There is much to look at, but in many ways the most revealing letter is one sent to Matt Salinger shortly after his father’s death in January 2010. The letter is from John Keenan, who served with J. D. Salinger in the Army’s Counter Intelligence Corps in Europe.
Keenan, who as the New York City Police Department’s chief of detectives became famous for overseeing the successful 1977 manhunt for the Son of Sam serial killer, wants very much to be consoling in his letter, and he believes the best way he can be that is by describing the Salinger he knew as a member of the Fourth Infantry Division's Counter Intelligence Corps.
“There has been much in the media about his writings, his life-style, his place in American literature, but very little about the four years he gave in the service of his country,” Keenan writes at the start of his letter. “He was in every sense a hero—something of which his grandchildren should be made aware.”
“He was brave under fire and a loyal and dependable partner,” Keenan observes. “On many occasions in the course of an assignment, although pinned down by artillery, machine gun or small arms fire, he did what had to be done.” But for Keenan, what was most telling about Salinger was his refusal to let the brutality of the war harden him. “Did he tell you,” Keenan asks Matt Salinger midway into his letter, “how he saved a group of wounded German soldiers from being executed by understandably fired-up GI’s?”
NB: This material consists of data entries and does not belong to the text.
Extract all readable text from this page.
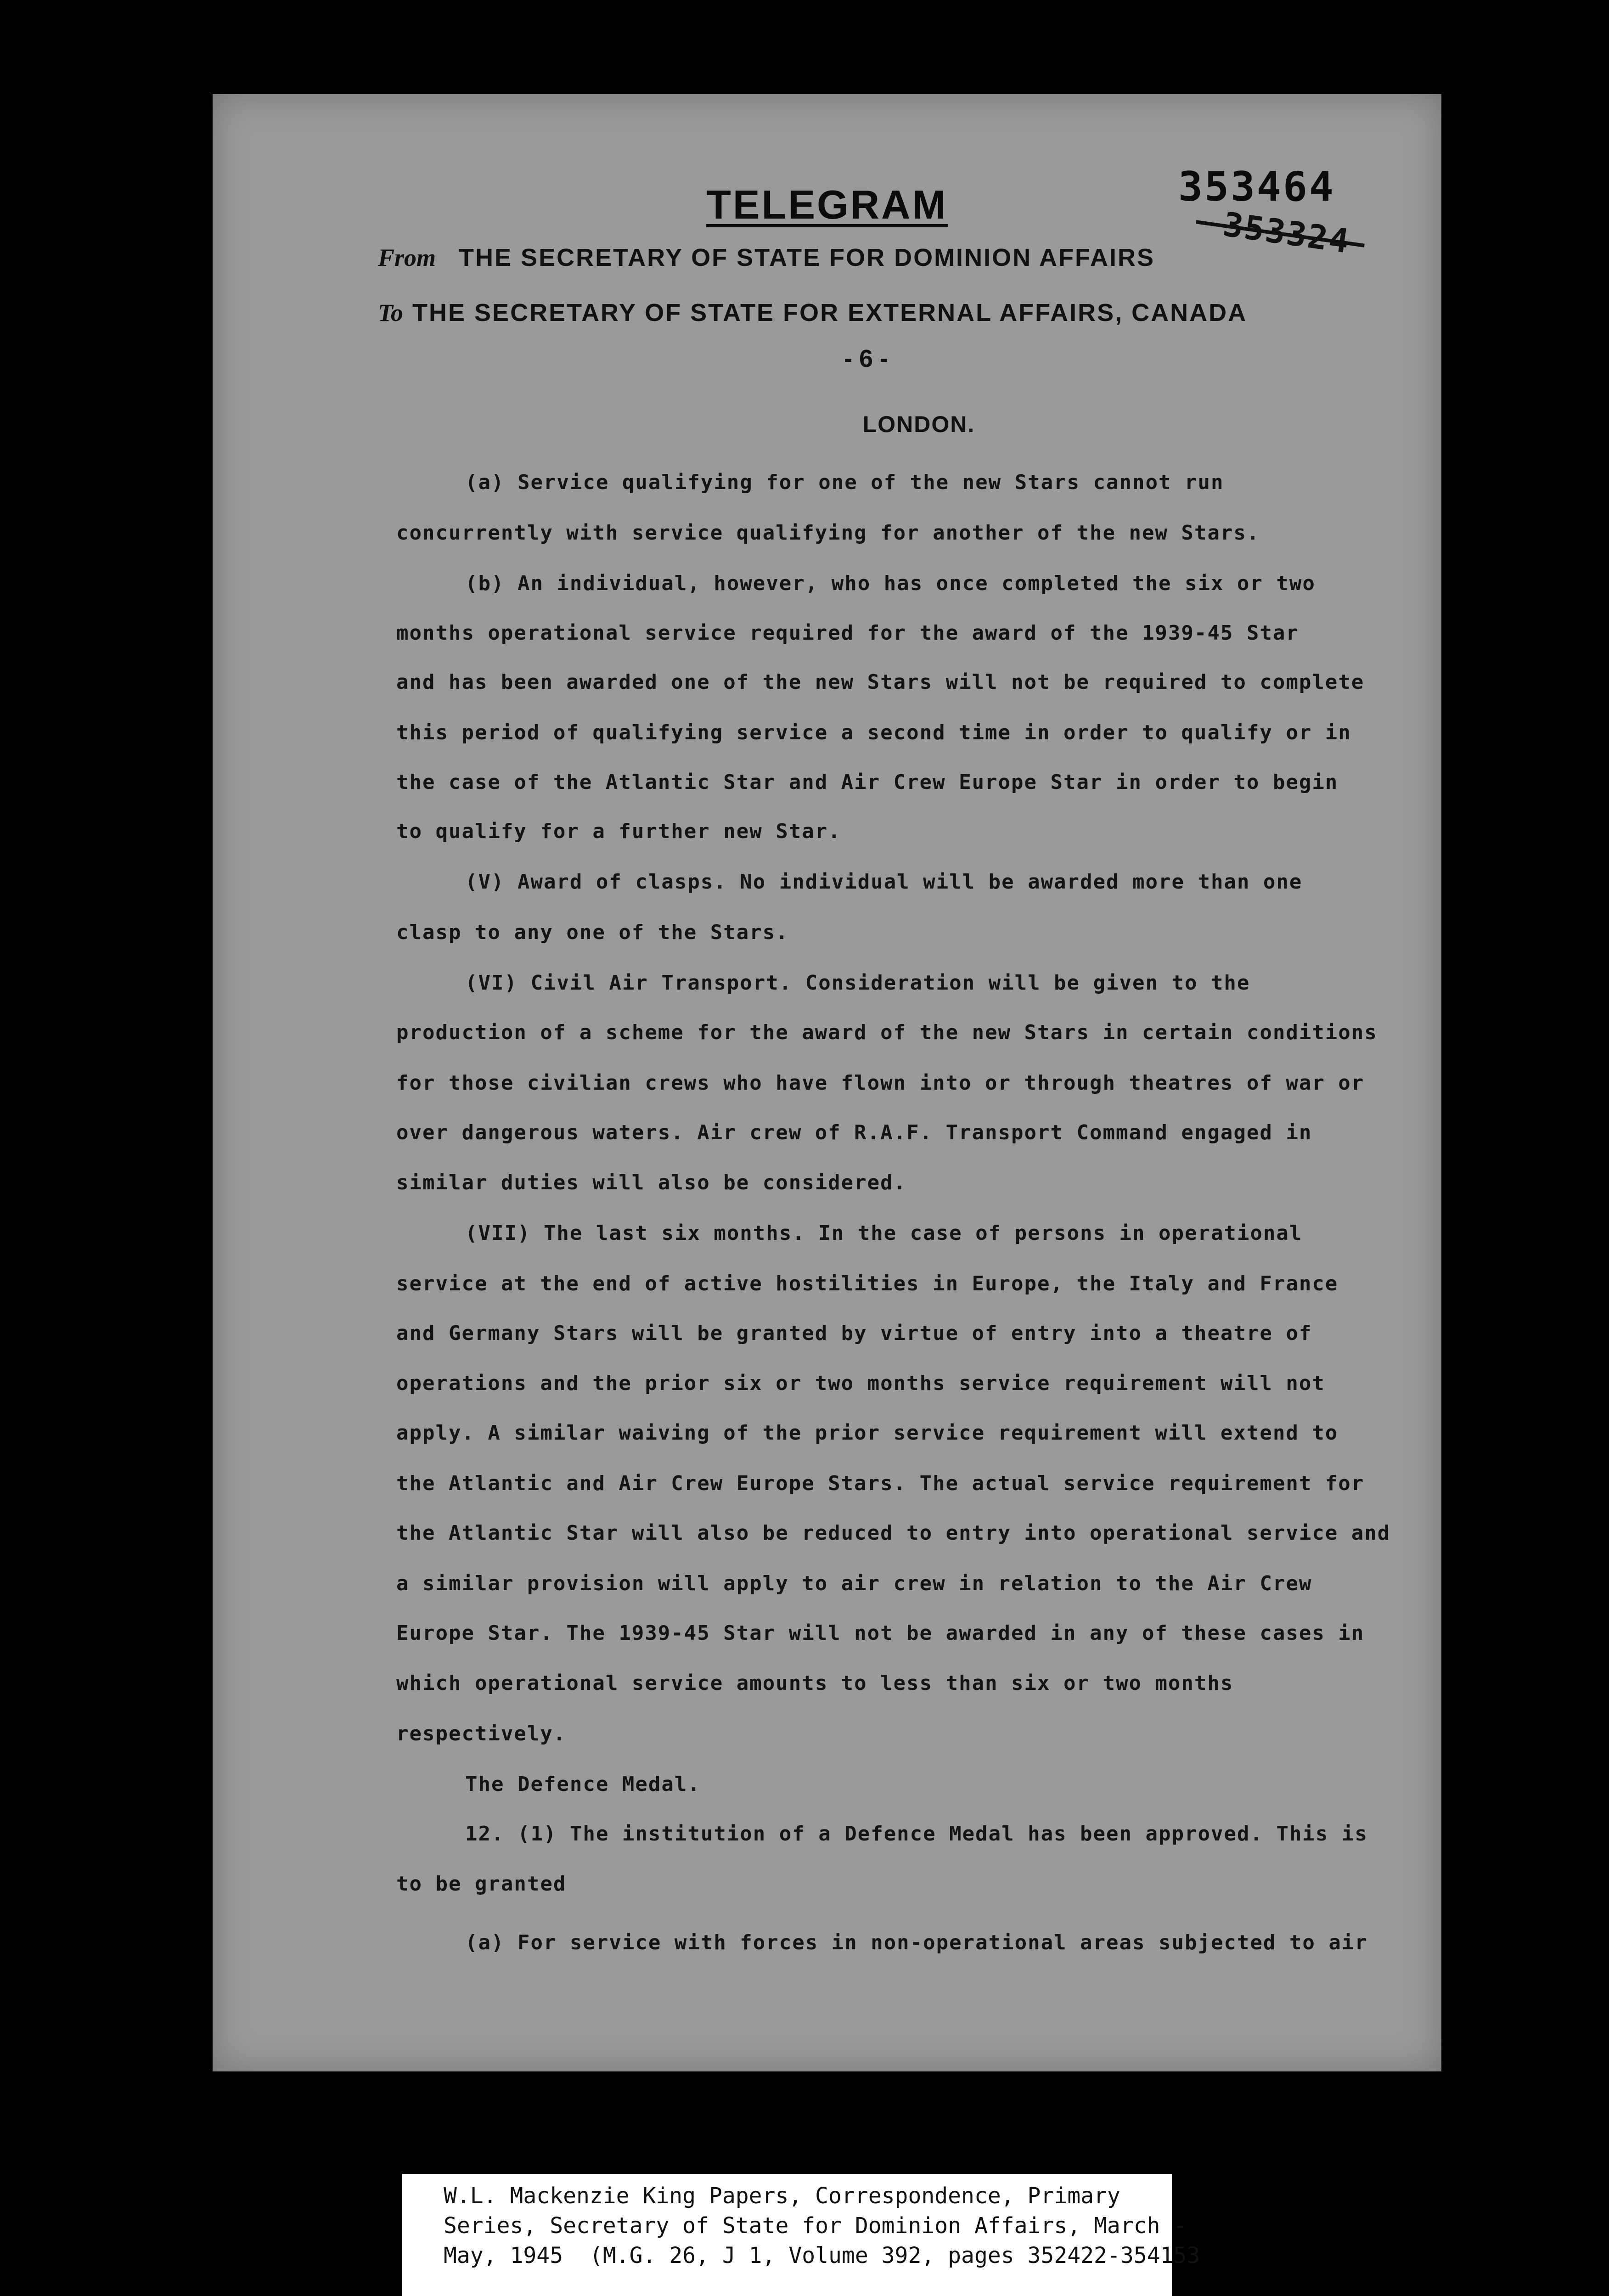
353464
353324
TELEGRAM
From THE SECRETARY OF STATE FOR DOMINION AFFAIRS
To THE SECRETARY OF STATE FOR EXTERNAL AFFAIRS, CANADA
- 6 -
LONDON.
(a) Service qualifying for one of the new Stars cannot run
concurrently with service qualifying for another of the new Stars.
(b) An individual, however, who has once completed the six or two
months operational service required for the award of the 1939-45 Star
and has been awarded one of the new Stars will not be required to complete
this period of qualifying service a second time in order to qualify or in
the case of the Atlantic Star and Air Crew Europe Star in order to begin
to qualify for a further new Star.
(V) Award of clasps. No individual will be awarded more than one
clasp to any one of the Stars.
(VI) Civil Air Transport. Consideration will be given to the
production of a scheme for the award of the new Stars in certain conditions
for those civilian crews who have flown into or through theatres of war or
over dangerous waters. Air crew of R.A.F. Transport Command engaged in
similar duties will also be considered.
(VII) The last six months. In the case of persons in operational
service at the end of active hostilities in Europe, the Italy and France
and Germany Stars will be granted by virtue of entry into a theatre of
operations and the prior six or two months service requirement will not
apply. A similar waiving of the prior service requirement will extend to
the Atlantic and Air Crew Europe Stars. The actual service requirement for
the Atlantic Star will also be reduced to entry into operational service and
a similar provision will apply to air crew in relation to the Air Crew
Europe Star. The 1939-45 Star will not be awarded in any of these cases in
which operational service amounts to less than six or two months
respectively.
The Defence Medal.
12. (1) The institution of a Defence Medal has been approved. This is
to be granted
(a) For service with forces in non-operational areas subjected to air
W.L. Mackenzie King Papers, Correspondence, Primary
Series, Secretary of State for Dominion Affairs, March -
May, 1945  (M.G. 26, J 1, Volume 392, pages 352422-354153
Salinger, who never rose above the rank of sergeant, believed that World War II was a war America needed to fight, and Keenan’s letter captures the obligation Salinger felt to be part of that fight. As Salinger's leading biographer Kenneth Slawenski has noted, at the start of the war Salinger feared that a minor heart condition would keep him out of the Army. He was relieved to be drafted in 1942.
“I believe in this war,” Babe Gladwaller, a soldier who has Salinger’s exact Army service number, declares in “Last Day of the Last Furlough,” a story Salinger published in The Saturday Evening Post in the summer of 1944. “If I didn’t,” Babe goes on to say, “I would have gone to conscientious objectors’ camp and swung an ax for the duration.”
Salinger had insight into what a Nazi victory would mean as a result of living in Austria less than a year before Germany annexed it, and during the war he got a firsthand view of Nazi death camps that never left him. In her memoir, Dream Catcher, Salinger’s daughter, Margaret, remembers him once telling her, “You never really get the smell of burning flesh out of your nose entirely, no matter how long you live.”
Salinger’s horror at what he and the Fourth Infantry Division had seen was enough for him to briefly check himself into an Army hospital in Nuremberg, Germany, in 1945. “I’ve been in an almost constant state of despondency and I thought it would be good to talk to somebody sane,” Salinger wrote Ernest Hemingway, with whom he had become friends earlier in the war when Hemingway was a correspondent for Collier’s.
Salinger fought the depression that had led him to hospitalize himself. He continued his wartime Counter Intelligence Corps work in the months following Germany’s surrender. Rather than return home after he was discharged from the Army in November 1945, Salinger stayed in Europe until April 1946, helping to pursue the denazification of Germany as a civilian under contract with the U.S. government.
But Salinger never saw himself suffering more than other World War II GI’s. In the October 1945 issue of Esquire, he looked back on his four years in the Army and concluded, “The men who have been in this war deserve some sort of trembling melody rendered without embarrassment or regret.” In his depiction of the returning vets who struggle with civilian life in such postwar short stories as “A Perfect Day for Bananafish” and “For Esme—with Love and Squalor,” Salinger sought to provide his own version of that trembling melody.
Small wonder that John Keenan, who died just this fall, finished his letter to Matt Salinger by saying of his father, “I admired him then and I grieve for him now.” Keenan knew all that Salinger had endured to get the war stories that helped launch his career and in the end made him a writer's writer. “When he found time and under the most adverse of conditions,” Keenan remembered, “he would scribble on his writing pad or peck away at his portable typewriter, which he kept hidden in our jeep.”
Nicolaus Mills is professor of American literature at Sarah Lawrence College and author of Winning the Peace: The Marshall Plan and America’s Coming of Age as a Superpower.